There are few things more annoying than spending hours in your local furniture store, finally picking out the DVD cupboard that best sums you up as an individual — only to get home and find that it doesn’t fit the space you had planned to put it.
That’s where a nifty new design concept, created by Netherlands-based designers Jesse Kirschner and Jesse Howard, comes in. Called Standard Products, it’s a fresh take on furniture for the digital generation, based around user customization.
In short, users choose the product they want (say, a new shelving unit), then use a web-based interface to adjust the physical dimensions of the product, select the materials that will be used to build it, and then generate the needed 3D-printable components to hold it together.
“What we’re looking to create is an online platform where people have the opportunity to look at the digital design of a piece of furniture, and then modify it to their needs,” Jesse Howard told Digital Trends. “That could be changing the width to fit a specific alcove in their house, or changing the height to make a stool the perfect height for them. It also gives people the chance to adjust to use whatever materials they have available at their local hardware store.”
Over the past year, Kirschner and Howard have developed a collection of objects in this vein. At present, they’re raising money on Kickstarter to evolve the concept into a comprehensive platform that will make the customization process available to everyone. As rewards, people pledging money to the campaign can buy the digital files for their choice of a standard cupboard or a stool. Prices start at 10 euros ($11.)
“This very much comes into the sphere of flat-pack furniture,” Jesse Kirschner told us. “What is interesting, though is that it can also enter the world of bespoke furniture by choosing more high-end materials. Rather than selecting pine as your wood, you might go with something more expensive instead. This part of the process is very interesting to me.”
They also hope that this digital distribution method might help cut down on the carbon footprint of furniture, since the 3D-printed components and building materials can be sourced locally, as opposed to being shipped large distances.
So what does this mean for the future of designers, who are often used to having the final say over how their products look?

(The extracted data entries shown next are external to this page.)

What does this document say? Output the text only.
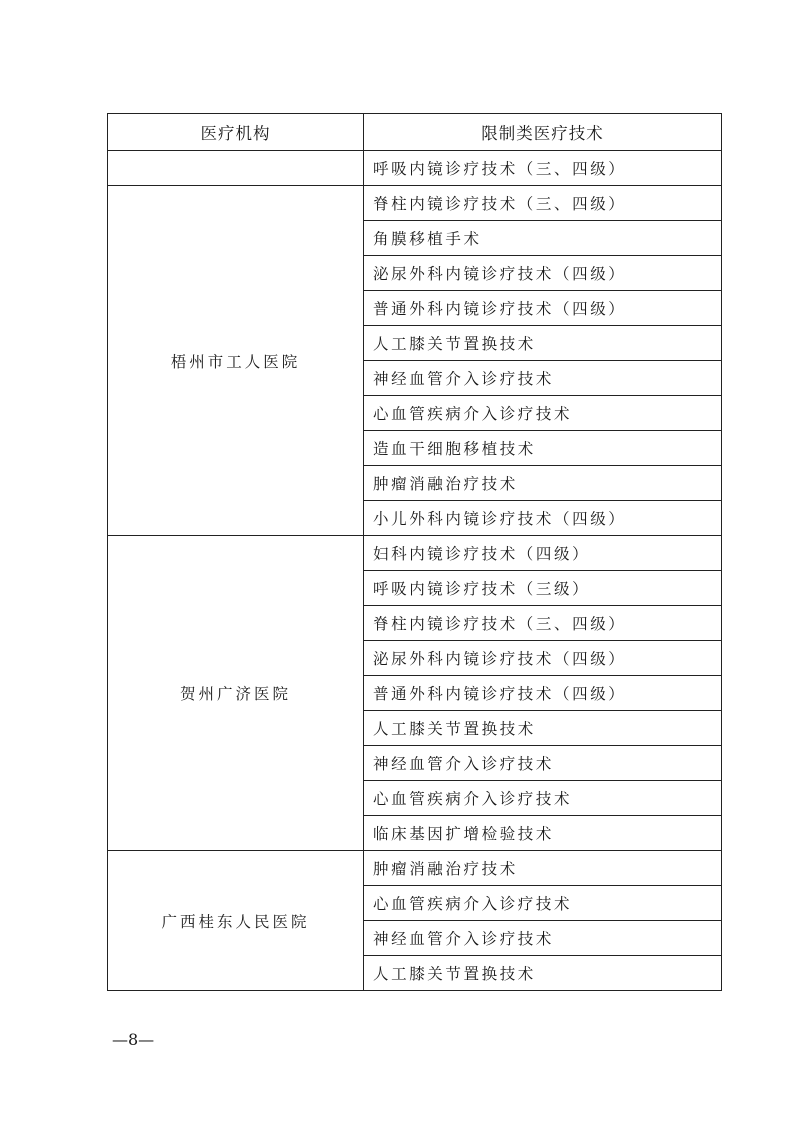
医疗机构	限制类医疗技术
	呼吸内镜诊疗技术（三、四级）
梧州市工人医院	脊柱内镜诊疗技术（三、四级）
	角膜移植手术
	泌尿外科内镜诊疗技术（四级）
	普通外科内镜诊疗技术（四级）
	人工膝关节置换技术
	神经血管介入诊疗技术
	心血管疾病介入诊疗技术
	造血干细胞移植技术
	肿瘤消融治疗技术
	小儿外科内镜诊疗技术（四级）
贺州广济医院	妇科内镜诊疗技术（四级）
	呼吸内镜诊疗技术（三级）
	脊柱内镜诊疗技术（三、四级）
	泌尿外科内镜诊疗技术（四级）
	普通外科内镜诊疗技术（四级）
	人工膝关节置换技术
	神经血管介入诊疗技术
	心血管疾病介入诊疗技术
	临床基因扩增检验技术
广西桂东人民医院	肿瘤消融治疗技术
	心血管疾病介入诊疗技术
	神经血管介入诊疗技术
	人工膝关节置换技术
—8—
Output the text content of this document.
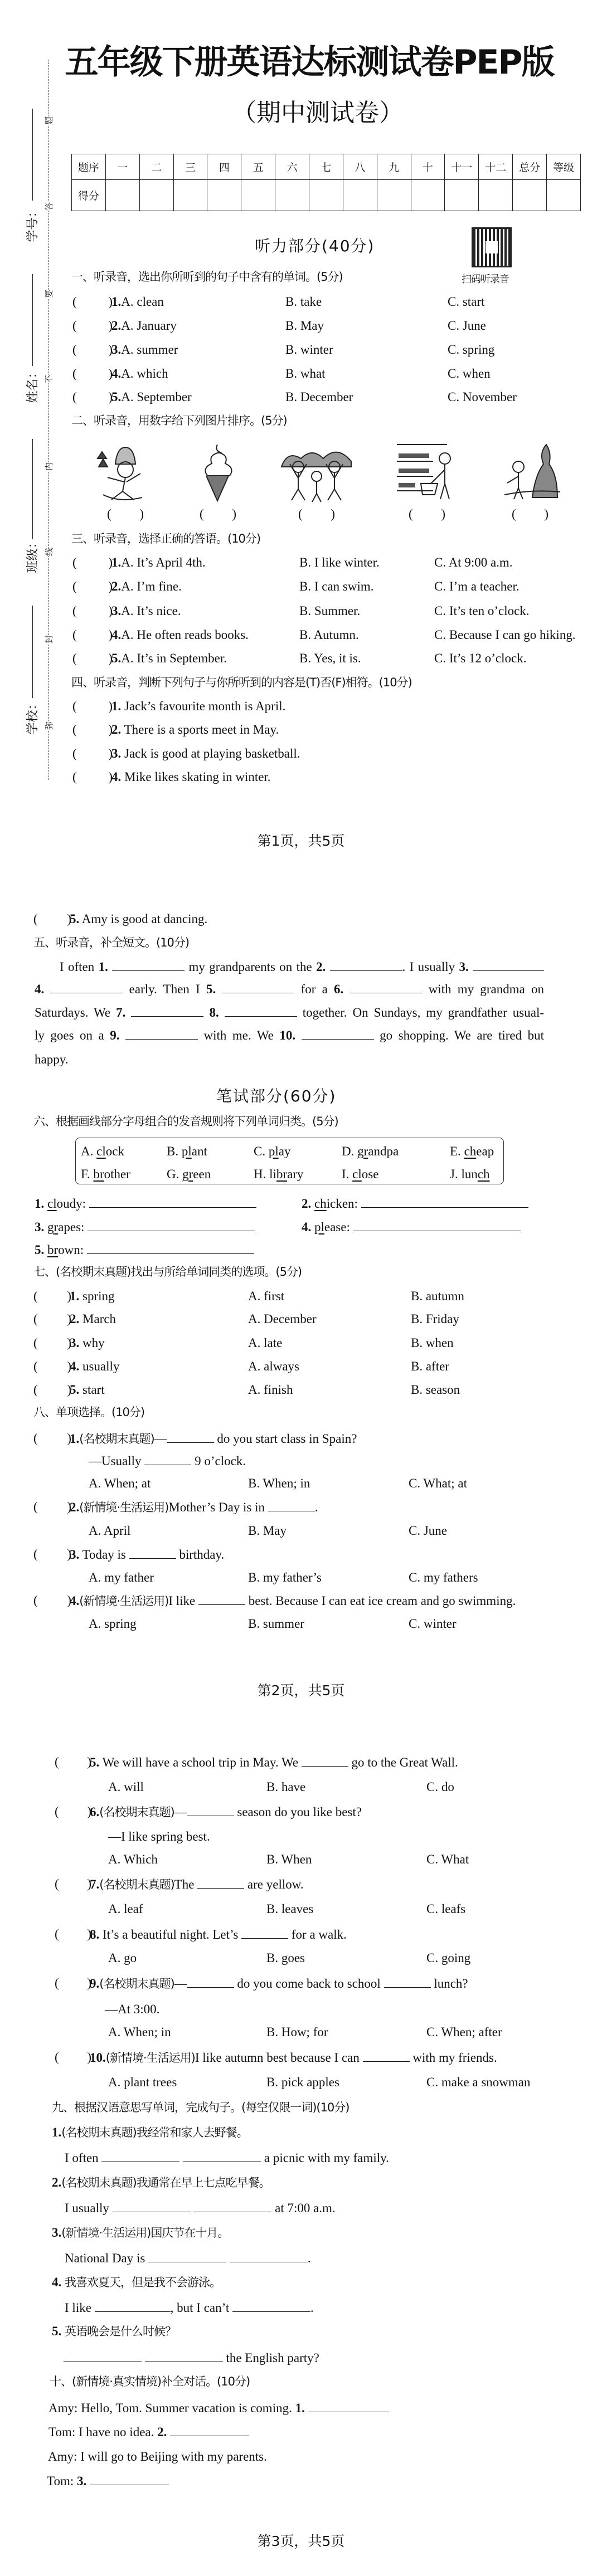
学号：
姓名：
班级：
学校：
题
答
要
不
内
线
封
弥
五年级下册英语达标测试卷PEP版
（期中测试卷）
题序	一	二	三	四	五	六	七	八	九	十	十一	十二	总分	等级
得分														
听力部分(40分)
扫码听录音
一、听录音，选出你所听到的句子中含有的单词。(5分)
( )
1.A. clean	B. take	C. start
( )
2.A. January	B. May	C. June
( )
3.A. summer	B. winter	C. spring
( )
4.A. which	B. what	C. when
( )
5.A. September	B. December	C. November
二、听录音，用数字给下列图片排序。(5分)
( )
( )
( )
( )
( )
三、听录音，选择正确的答语。(10分)
( )
1.A. It’s April 4th.	B. I like winter.	C. At 9:00 a.m.
( )
2.A. I’m fine.	B. I can swim.	C. I’m a teacher.
( )
3.A. It’s nice.	B. Summer.	C. It’s ten o’clock.
( )
4.A. He often reads books.	B. Autumn.	C. Because I can go hiking.
( )
5.A. It’s in September.	B. Yes, it is.	C. It’s 12 o’clock.
四、听录音，判断下列句子与你所听到的内容是(T)否(F)相符。(10分)
( )
1. Jack’s favourite month is April.
( )
2. There is a sports meet in May.
( )
3. Jack is good at playing basketball.
( )
4. Mike likes skating in winter.
第1页，共5页
( )
5. Amy is good at dancing.
五、听录音，补全短文。(10分)
I often 1.	my grandparents on the 2.	. I usually 3.
4.	early. Then I 5.	for a 6.	with my grandma on
Saturdays. We 7.	8.	together. On Sundays, my grandfather usual-
ly goes on a 9.	with me. We 10.	go shopping. We are tired but
happy.
笔试部分(60分)
六、根据画线部分字母组合的发音规则将下列单词归类。(5分)
A. clock	B. plant	C. play	D. grandpa	E. cheap
F. brother	G. green	H. library	I. close	J. lunch
1. cloudy:	2. chicken:
3. grapes:	4. please:
5. brown:
七、(名校期末真题)找出与所给单词同类的选项。(5分)
( )
1. spring	A. first	B. autumn
( )
2. March	A. December	B. Friday
( )
3. why	A. late	B. when
( )
4. usually	A. always	B. after
( )
5. start	A. finish	B. season
八、单项选择。(10分)
( )
1.(名校期末真题)—	do you start class in Spain?
—Usually	9 o’clock.
A. When; at	B. When; in	C. What; at
( )
2.(新情境·生活运用)Mother’s Day is in	.
A. April	B. May	C. June
( )
3. Today is	birthday.
A. my father	B. my father’s	C. my fathers
( )
4.(新情境·生活运用)I like	best. Because I can eat ice cream and go swimming.
A. spring	B. summer	C. winter
第2页，共5页
( )
5. We will have a school trip in May. We	go to the Great Wall.
A. will	B. have	C. do
( )
6.(名校期末真题)—	season do you like best?
—I like spring best.
A. Which	B. When	C. What
( )
7.(名校期末真题)The	are yellow.
A. leaf	B. leaves	C. leafs
( )
8. It’s a beautiful night. Let’s	for a walk.
A. go	B. goes	C. going
( )
9.(名校期末真题)—	do you come back to school	lunch?
—At 3:00.
A. When; in	B. How; for	C. When; after
( )
10.(新情境·生活运用)I like autumn best because I can	with my friends.
A. plant trees	B. pick apples	C. make a snowman
九、根据汉语意思写单词，完成句子。(每空仅限一词)(10分)
1.(名校期末真题)我经常和家人去野餐。
I often	a picnic with my family.
2.(名校期末真题)我通常在早上七点吃早餐。
I usually	at 7:00 a.m.
3.(新情境·生活运用)国庆节在十月。
National Day is	.
4. 我喜欢夏天，但是我不会游泳。
I like	, but I can’t	.
5. 英语晚会是什么时候？
the English party?
十、(新情境·真实情境)补全对话。(10分)
Amy: Hello, Tom. Summer vacation is coming. 1.
Tom: I have no idea. 2.
Amy: I will go to Beijing with my parents.
Tom: 3.
第3页，共5页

“We view it as a collaboration,” Kirschner said. “We even want to open up the code, so there’s a co-creatorship of the object itself. Customers can make it bigger, smaller, use the internal structure for something else entirely — whatever they want. We believe in this idea, where designers won’t design the final object but rather design the meta object. However, in terms of its specific form, the end user is the one who decides what he or she wants.”